The ability to build meaningful relationships, of value, and not just “good relationships”, in fact, is reflected in the satisfaction of collaborators, their degree of involvement and the cohesion of the group. The goal to aim for – the coaching experts suggest – is the creation of a collaborative culture.
This is no small feat. The reason is simple: the rules of the working and non-working spheres are not the same.
The secret to overcoming the challenge? To be good “balancers” and not to cross some boundaries, as suggested by Kim Scott, coaching expert and author of the essay “Radical Candor: Be a Kickass Boss Without Losing your Humanity”. A woman knew in Silicon Valley for her work in technology companies such as Google, Apple, Twitter and Dropbox: all realities where the sense of community and team is very strong.
Here’s her advice.
Personal, but not too much…
The first suggestion is to interact directly and “personally” with collaborators. Talk to them face to face, individually, openly communicate your opinion both when their work is satisfactory and when it is not. Engage people in individual challenges and show yourself involved in their goals. But be careful not to get pushy.
A leader capable of reducing distances is generally perceived as an ally, rather than as a “boss”. But trying to be popular at all costs is counterproductive: what appears insincere generates suspicion. In essence, you would produce the opposite effect.
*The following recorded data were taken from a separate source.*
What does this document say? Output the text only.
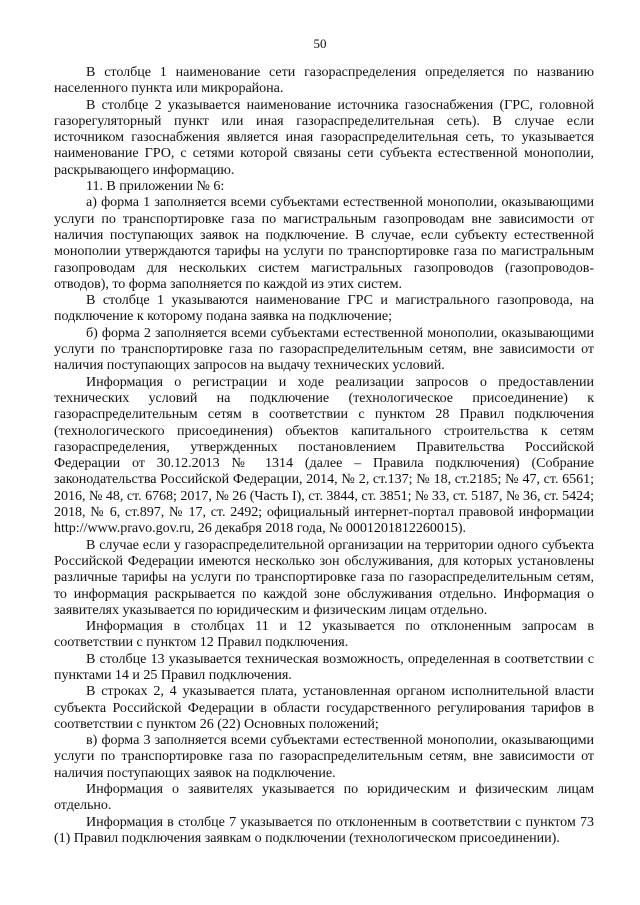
50

В столбце 1 наименование сети газораспределения определяется по названию населенного пункта или микрорайона.

В столбце 2 указывается наименование источника газоснабжения (ГРС, головной газорегуляторный пункт или иная газораспределительная сеть). В случае если источником газоснабжения является иная газораспределительная сеть, то указывается наименование ГРО, с сетями которой связаны сети субъекта естественной монополии, раскрывающего информацию.

11. В приложении № 6:

а) форма 1 заполняется всеми субъектами естественной монополии, оказывающими услуги по транспортировке газа по магистральным газопроводам вне зависимости от наличия поступающих заявок на подключение. В случае, если субъекту естественной монополии утверждаются тарифы на услуги по транспортировке газа по магистральным газопроводам для нескольких систем магистральных газопроводов (газопроводов-отводов), то форма заполняется по каждой из этих систем.

В столбце 1 указываются наименование ГРС и магистрального газопровода, на подключение к которому подана заявка на подключение;

б) форма 2 заполняется всеми субъектами естественной монополии, оказывающими услуги по транспортировке газа по газораспределительным сетям, вне зависимости от наличия поступающих запросов на выдачу технических условий.

Информация о регистрации и ходе реализации запросов о предоставлении технических условий на подключение (технологическое присоединение) к газораспределительным сетям в соответствии с пунктом 28 Правил подключения (технологического присоединения) объектов капитального строительства к сетям газораспределения, утвержденных постановлением Правительства Российской Федерации от 30.12.2013 № 1314 (далее – Правила подключения) (Собрание законодательства Российской Федерации, 2014, № 2, ст.137; № 18, ст.2185; № 47, ст. 6561; 2016, № 48, ст. 6768; 2017, № 26 (Часть I), ст. 3844, ст. 3851; № 33, ст. 5187, № 36, ст. 5424; 2018, № 6, ст.897, № 17, ст. 2492; официальный интернет-портал правовой информации http://www.pravo.gov.ru, 26 декабря 2018 года, № 0001201812260015).

В случае если у газораспределительной организации на территории одного субъекта Российской Федерации имеются несколько зон обслуживания, для которых установлены различные тарифы на услуги по транспортировке газа по газораспределительным сетям, то информация раскрывается по каждой зоне обслуживания отдельно. Информация о заявителях указывается по юридическим и физическим лицам отдельно.

Информация в столбцах 11 и 12 указывается по отклоненным запросам в соответствии с пунктом 12 Правил подключения.

В столбце 13 указывается техническая возможность, определенная в соответствии с пунктами 14 и 25 Правил подключения.

В строках 2, 4 указывается плата, установленная органом исполнительной власти субъекта Российской Федерации в области государственного регулирования тарифов в соответствии с пунктом 26 (22) Основных положений;

в) форма 3 заполняется всеми субъектами естественной монополии, оказывающими услуги по транспортировке газа по газораспределительным сетям, вне зависимости от наличия поступающих заявок на подключение.

Информация о заявителях указывается по юридическим и физическим лицам отдельно.

Информация в столбце 7 указывается по отклоненным в соответствии с пунктом 73 (1) Правил подключения заявкам о подключении (технологическом присоединении).
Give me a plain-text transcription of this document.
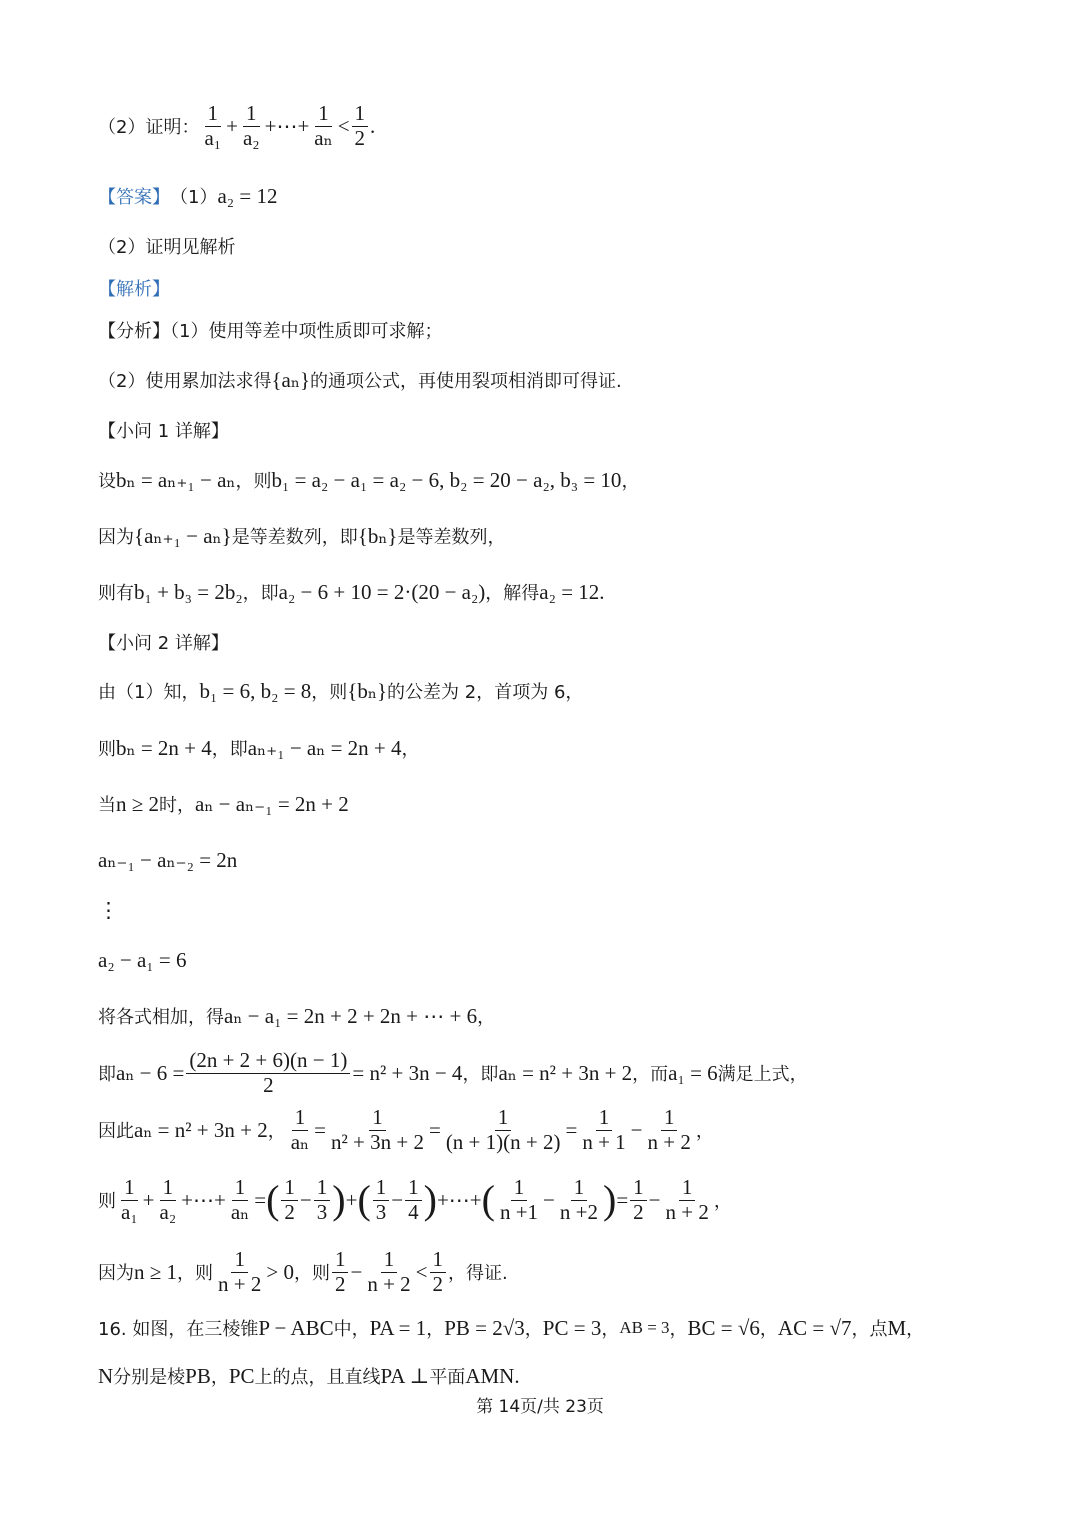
（2）证明： $\frac{1}{\text{a₁}} + \frac{1}{\text{a₂}}$ +⋯+ $\frac{1}{\text{aₙ}} < \frac{1}{2}$ .
【答案】 （1） a₂ = 12
（2）证明见解析
【解析】
【分析】（1）使用等差中项性质即可求解；
（2）使用累加法求得 {aₙ} 的通项公式，再使用裂项相消即可得证.
【小问 1 详解】
设 bₙ = aₙ₊₁ − aₙ ，则 b₁ = a₂ − a₁ = a₂ − 6, b₂ = 20 − a₂, b₃ = 10 ，
因为 {aₙ₊₁ − aₙ} 是等差数列，即 {bₙ} 是等差数列，
则有 b₁ + b₃ = 2b₂ ，即 a₂ − 6 + 10 = 2·(20 − a₂) ，解得 a₂ = 12 .
【小问 2 详解】
由（1）知， b₁ = 6, b₂ = 8 ，则 {bₙ} 的公差为 2，首项为 6，
则 bₙ = 2n + 4 ，即 aₙ₊₁ − aₙ = 2n + 4 ，
当 n ≥ 2 时， aₙ − aₙ₋₁ = 2n + 2
aₙ₋₁ − aₙ₋₂ = 2n
⋮
a₂ − a₁ = 6
将各式相加，得 aₙ − a₁ = 2n + 2 + 2n + ⋯ + 6 ，
即 $a_n - 6 = \frac{(2n + 2 + 6)(n - 1)}{2} = n^2 + 3n - 4$ ，即 aₙ = n² + 3n + 2 ，而 a₁ = 6 满足上式，
因此 aₙ = n² + 3n + 2 ， $\frac{1}{\text{aₙ}} = \frac{1}{\text{n² + 3n + 2}} = \frac{1}{(n + 1)(n + 2)} = \frac{1}{n + 1} - \frac{1}{n + 2}$ ，
则 $\frac{1}{\text{a₁}} + \frac{1}{\text{a₂}}$ +⋯+ $\frac{1}{\text{aₙ}}$ = ( $\frac{1}{2} - \frac{1}{3}$ ) + ( $\frac{1}{3} - \frac{1}{4}$ ) +⋯+ ( $\frac{1}{n +1} - \frac{1}{n +2}$ ) = $\frac{1}{2} - \frac{1}{n + 2}$ ，
因为 n ≥ 1 ，则 $\frac{1}{n + 2} > 0$ ，则 $\frac{1}{2} - \frac{1}{n + 2} < \frac{1}{2}$ ，得证.
16. 如图，在三棱锥 P − ABC 中， PA = 1 ， PB = 2√3 ， PC = 3 ， AB = 3 ， BC = √6 ， AC = √7 ，点 M ，
N 分别是棱 PB ， PC 上的点，且直线 PA ⊥ 平面 AMN .
第 14页/共 23页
Compliments in public, criticisms in private
Praising the good work of one of your collaborators in the presence of other colleagues will strengthen their self-esteem and motivation, as well as stimulate the entire group to follow suit. Criticizing someone in public, on the other hand, is unnecessarily harmful because it creates insecurity and tension.
Learn to listen
This is perhaps the most important piece of advice. Don’t think you can get away with some conversation during a company party or an outing with colleagues: true listening is something else. It’s about putting the lever of empathy into play, making people feel considered and giving them time and attention.
Tell the truth
In addition to listening, it is important to provide feedback. If one of your collaborators has done her job well or badly, if he has made a mistake or, on the contrary, deserves praise, communicate your thoughts transparently. Feedback is useful if it is specific and sincere: it does not serve to flatter but to encourage, not to demotivate but to correct.
The advice from the Silicon Valley coaching “guru” should have dispelled some clichés. Socializing doesn’t mean becoming allies: social events, company parties and other non-working events are an opportunity to get to know each other, but this is not how real bonds are built. Chatting “about this and that” is useful to pass the time, but not to create a collaborative culture. The ability to listen and dialogue, on the other hand, are the foundations of the most solid work teams. And destined for success.